Griffin is wise to present the observance of good manners as the nuts and bolts of social interaction; each section of his well-worked thesis particularises the efficacy of improved behaviour at ground level – in the workplace, whilst driving or shopping, on public transport, and perhaps most current, on social media platforms. But he remains alert to the wider application of good manners as one component of a communal ethical schema. Here, Griffin takes a corrective size nine to the type of boss who equates power with the freedom to abuse, in a neat microcosm of the self-serving landscape of employment re-instituted by the grocer’s daughter from Grantham:

‘Just because you earn more money in the time it takes to have your morning constitutional than someone else does in a month, it doesn’t give you the right to treat them like a subservient leper’.
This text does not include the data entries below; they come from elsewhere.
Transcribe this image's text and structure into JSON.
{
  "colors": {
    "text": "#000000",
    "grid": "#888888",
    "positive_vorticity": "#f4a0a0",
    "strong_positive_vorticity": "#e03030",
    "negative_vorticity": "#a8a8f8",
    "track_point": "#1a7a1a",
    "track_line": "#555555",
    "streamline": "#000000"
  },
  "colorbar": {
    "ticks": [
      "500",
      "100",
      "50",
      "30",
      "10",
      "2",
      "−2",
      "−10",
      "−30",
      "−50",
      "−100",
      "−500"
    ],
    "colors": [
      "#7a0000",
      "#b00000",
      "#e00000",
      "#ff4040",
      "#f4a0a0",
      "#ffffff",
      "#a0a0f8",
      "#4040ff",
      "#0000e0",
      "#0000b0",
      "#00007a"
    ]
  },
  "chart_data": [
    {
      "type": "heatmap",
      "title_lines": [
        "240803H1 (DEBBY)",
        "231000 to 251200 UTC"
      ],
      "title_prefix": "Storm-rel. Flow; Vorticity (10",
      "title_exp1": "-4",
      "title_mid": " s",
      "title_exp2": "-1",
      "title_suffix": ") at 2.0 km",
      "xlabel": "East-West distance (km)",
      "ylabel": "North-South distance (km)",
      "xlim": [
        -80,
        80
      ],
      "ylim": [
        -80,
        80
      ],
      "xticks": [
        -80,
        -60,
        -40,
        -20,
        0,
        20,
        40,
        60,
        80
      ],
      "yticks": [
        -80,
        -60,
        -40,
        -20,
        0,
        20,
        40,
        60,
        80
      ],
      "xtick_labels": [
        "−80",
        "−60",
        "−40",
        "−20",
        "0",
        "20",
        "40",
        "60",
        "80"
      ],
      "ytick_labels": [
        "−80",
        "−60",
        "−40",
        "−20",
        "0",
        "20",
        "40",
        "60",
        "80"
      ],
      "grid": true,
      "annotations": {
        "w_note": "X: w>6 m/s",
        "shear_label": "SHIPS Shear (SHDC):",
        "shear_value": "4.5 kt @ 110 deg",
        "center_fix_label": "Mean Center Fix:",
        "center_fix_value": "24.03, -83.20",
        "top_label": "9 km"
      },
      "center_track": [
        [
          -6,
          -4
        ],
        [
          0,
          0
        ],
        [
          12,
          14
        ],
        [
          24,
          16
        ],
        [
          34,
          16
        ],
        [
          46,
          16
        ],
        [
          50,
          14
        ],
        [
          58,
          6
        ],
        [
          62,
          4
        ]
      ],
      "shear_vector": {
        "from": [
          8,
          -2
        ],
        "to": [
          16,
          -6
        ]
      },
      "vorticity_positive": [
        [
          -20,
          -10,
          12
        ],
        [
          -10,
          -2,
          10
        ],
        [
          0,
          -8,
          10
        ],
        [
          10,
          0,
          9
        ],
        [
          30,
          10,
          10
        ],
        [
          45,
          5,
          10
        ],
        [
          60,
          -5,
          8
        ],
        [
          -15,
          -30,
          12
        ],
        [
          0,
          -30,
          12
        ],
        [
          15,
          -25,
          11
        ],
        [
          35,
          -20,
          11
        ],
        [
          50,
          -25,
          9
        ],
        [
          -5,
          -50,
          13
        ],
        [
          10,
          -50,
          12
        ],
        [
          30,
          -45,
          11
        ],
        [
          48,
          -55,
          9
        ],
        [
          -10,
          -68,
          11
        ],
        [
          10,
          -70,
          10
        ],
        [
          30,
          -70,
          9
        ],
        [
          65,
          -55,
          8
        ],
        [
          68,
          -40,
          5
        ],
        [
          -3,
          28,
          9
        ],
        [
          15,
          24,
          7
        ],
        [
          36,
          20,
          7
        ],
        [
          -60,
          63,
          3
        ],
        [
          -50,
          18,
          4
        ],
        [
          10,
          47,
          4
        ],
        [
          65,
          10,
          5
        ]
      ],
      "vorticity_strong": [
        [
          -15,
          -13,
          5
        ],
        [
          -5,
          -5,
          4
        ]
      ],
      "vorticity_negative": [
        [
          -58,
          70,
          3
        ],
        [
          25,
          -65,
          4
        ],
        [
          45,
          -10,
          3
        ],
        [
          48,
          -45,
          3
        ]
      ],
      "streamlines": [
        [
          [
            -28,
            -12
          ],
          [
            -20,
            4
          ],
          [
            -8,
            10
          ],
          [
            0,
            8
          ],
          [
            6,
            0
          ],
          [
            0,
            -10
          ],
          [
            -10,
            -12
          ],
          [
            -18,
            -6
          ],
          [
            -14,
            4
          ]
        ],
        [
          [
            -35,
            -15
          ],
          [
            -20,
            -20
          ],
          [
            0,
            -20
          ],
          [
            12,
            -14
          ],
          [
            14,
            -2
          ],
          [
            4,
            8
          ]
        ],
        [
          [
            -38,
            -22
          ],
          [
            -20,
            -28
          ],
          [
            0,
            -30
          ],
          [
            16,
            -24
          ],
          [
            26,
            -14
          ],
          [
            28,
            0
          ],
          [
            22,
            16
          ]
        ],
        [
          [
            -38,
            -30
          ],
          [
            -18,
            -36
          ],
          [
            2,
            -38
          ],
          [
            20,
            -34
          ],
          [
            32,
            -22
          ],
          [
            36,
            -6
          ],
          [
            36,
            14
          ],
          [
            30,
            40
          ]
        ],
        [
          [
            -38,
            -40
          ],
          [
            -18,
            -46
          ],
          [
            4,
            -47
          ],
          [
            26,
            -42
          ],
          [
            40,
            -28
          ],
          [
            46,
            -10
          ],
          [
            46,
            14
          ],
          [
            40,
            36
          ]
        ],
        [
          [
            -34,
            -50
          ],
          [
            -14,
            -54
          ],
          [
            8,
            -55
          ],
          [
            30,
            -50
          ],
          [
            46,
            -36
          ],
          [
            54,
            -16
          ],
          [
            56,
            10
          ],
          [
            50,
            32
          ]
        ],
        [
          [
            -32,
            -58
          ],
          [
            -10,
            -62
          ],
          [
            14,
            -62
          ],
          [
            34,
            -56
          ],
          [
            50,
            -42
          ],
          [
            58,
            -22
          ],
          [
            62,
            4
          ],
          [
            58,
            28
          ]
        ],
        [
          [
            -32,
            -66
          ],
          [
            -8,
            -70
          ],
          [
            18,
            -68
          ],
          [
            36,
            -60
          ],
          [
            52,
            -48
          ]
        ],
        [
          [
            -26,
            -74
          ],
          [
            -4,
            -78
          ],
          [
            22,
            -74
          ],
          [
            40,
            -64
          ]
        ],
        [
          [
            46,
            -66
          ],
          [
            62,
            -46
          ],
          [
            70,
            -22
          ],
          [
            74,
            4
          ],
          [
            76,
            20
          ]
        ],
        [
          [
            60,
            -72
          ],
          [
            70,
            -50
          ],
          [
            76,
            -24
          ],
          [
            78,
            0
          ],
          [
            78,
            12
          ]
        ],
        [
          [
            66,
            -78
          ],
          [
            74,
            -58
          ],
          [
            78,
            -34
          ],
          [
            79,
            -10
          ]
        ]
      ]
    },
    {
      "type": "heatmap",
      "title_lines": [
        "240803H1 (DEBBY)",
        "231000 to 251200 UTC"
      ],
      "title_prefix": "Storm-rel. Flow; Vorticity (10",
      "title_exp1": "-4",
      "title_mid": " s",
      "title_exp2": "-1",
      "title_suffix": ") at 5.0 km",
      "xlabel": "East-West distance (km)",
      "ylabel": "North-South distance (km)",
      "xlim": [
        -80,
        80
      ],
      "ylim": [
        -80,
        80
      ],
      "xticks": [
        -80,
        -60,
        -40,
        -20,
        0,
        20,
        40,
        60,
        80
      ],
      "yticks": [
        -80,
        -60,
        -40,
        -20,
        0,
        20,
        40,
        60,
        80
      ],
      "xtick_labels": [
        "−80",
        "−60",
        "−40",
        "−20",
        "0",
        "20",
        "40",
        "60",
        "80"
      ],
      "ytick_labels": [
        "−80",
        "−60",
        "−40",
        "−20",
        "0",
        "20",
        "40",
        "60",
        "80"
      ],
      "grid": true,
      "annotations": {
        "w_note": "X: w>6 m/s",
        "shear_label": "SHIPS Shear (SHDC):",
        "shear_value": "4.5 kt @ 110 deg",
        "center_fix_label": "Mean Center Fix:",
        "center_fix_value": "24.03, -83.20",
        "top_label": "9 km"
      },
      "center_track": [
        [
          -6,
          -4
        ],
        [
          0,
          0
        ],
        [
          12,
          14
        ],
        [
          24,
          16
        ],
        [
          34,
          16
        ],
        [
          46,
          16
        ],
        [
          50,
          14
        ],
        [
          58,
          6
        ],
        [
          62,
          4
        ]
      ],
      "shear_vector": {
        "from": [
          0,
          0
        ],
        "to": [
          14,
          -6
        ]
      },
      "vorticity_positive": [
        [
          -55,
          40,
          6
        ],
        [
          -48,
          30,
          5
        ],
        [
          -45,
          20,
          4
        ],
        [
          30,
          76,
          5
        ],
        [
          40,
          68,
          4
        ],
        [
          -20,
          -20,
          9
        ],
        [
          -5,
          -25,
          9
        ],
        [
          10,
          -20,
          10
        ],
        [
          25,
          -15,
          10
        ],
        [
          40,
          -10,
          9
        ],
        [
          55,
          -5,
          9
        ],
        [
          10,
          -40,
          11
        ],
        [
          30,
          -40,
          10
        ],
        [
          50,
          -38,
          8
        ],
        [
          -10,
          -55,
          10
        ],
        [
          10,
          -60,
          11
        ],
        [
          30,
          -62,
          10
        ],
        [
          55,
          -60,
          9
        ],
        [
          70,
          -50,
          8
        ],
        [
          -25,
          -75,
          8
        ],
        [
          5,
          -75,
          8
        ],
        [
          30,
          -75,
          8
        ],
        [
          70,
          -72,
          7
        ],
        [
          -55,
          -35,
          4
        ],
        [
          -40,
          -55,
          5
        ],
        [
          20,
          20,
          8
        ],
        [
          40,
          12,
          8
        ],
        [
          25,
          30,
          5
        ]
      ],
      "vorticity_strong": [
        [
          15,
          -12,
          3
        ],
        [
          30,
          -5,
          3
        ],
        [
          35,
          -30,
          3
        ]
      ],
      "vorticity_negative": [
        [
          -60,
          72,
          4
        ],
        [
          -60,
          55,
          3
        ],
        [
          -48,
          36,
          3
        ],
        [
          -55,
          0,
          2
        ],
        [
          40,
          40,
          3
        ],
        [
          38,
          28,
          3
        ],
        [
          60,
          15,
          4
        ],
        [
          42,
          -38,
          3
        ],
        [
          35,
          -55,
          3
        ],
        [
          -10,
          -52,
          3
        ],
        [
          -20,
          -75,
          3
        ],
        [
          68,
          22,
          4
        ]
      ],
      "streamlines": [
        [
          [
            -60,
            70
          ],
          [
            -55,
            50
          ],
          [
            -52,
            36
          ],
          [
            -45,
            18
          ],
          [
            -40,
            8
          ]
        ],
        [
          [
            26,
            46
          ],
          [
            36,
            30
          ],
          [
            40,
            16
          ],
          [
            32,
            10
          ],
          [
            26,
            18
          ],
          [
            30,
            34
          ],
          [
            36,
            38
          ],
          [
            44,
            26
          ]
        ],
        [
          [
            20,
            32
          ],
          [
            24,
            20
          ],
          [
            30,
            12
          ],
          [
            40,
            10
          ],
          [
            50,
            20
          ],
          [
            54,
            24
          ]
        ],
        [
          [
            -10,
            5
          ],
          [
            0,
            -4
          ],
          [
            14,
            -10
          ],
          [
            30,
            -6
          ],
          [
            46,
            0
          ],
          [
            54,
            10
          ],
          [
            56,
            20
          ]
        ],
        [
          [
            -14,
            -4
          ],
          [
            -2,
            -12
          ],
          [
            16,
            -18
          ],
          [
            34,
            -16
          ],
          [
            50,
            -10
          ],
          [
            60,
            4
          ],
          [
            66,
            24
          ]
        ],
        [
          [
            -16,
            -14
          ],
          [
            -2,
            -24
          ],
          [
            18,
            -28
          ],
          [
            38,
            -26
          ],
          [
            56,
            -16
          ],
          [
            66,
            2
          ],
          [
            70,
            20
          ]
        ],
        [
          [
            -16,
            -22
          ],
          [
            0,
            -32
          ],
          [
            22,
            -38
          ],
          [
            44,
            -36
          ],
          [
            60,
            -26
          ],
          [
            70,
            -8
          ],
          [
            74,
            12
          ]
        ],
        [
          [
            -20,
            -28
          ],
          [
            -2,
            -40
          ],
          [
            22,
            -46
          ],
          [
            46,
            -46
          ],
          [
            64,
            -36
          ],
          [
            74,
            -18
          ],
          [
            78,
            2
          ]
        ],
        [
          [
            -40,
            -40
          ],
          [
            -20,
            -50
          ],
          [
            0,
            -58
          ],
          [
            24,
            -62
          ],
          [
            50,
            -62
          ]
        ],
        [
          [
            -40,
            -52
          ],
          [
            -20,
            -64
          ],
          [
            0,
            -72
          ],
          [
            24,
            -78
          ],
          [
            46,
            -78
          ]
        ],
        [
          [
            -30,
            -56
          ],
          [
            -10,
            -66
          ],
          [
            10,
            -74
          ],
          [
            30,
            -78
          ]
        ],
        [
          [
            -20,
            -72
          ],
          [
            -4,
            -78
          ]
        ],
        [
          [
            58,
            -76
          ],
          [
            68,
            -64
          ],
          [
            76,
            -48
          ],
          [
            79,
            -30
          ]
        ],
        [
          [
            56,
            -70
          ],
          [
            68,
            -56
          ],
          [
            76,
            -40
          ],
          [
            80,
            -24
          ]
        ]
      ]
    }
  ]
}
Precisely so. His later suggestion that we should all learn some humility, ‘hold out an olive branch’, is not misplaced in a world where the power behind the political throne, Dominic Cummings, is threatening to turn the socio-cultural clock back to happier, more divisive times. Simon Griffin’s book could not be more current, in ways which contradict, and transcend, its own lightness of touch.



Fucking Good Manners is published by Icon Books.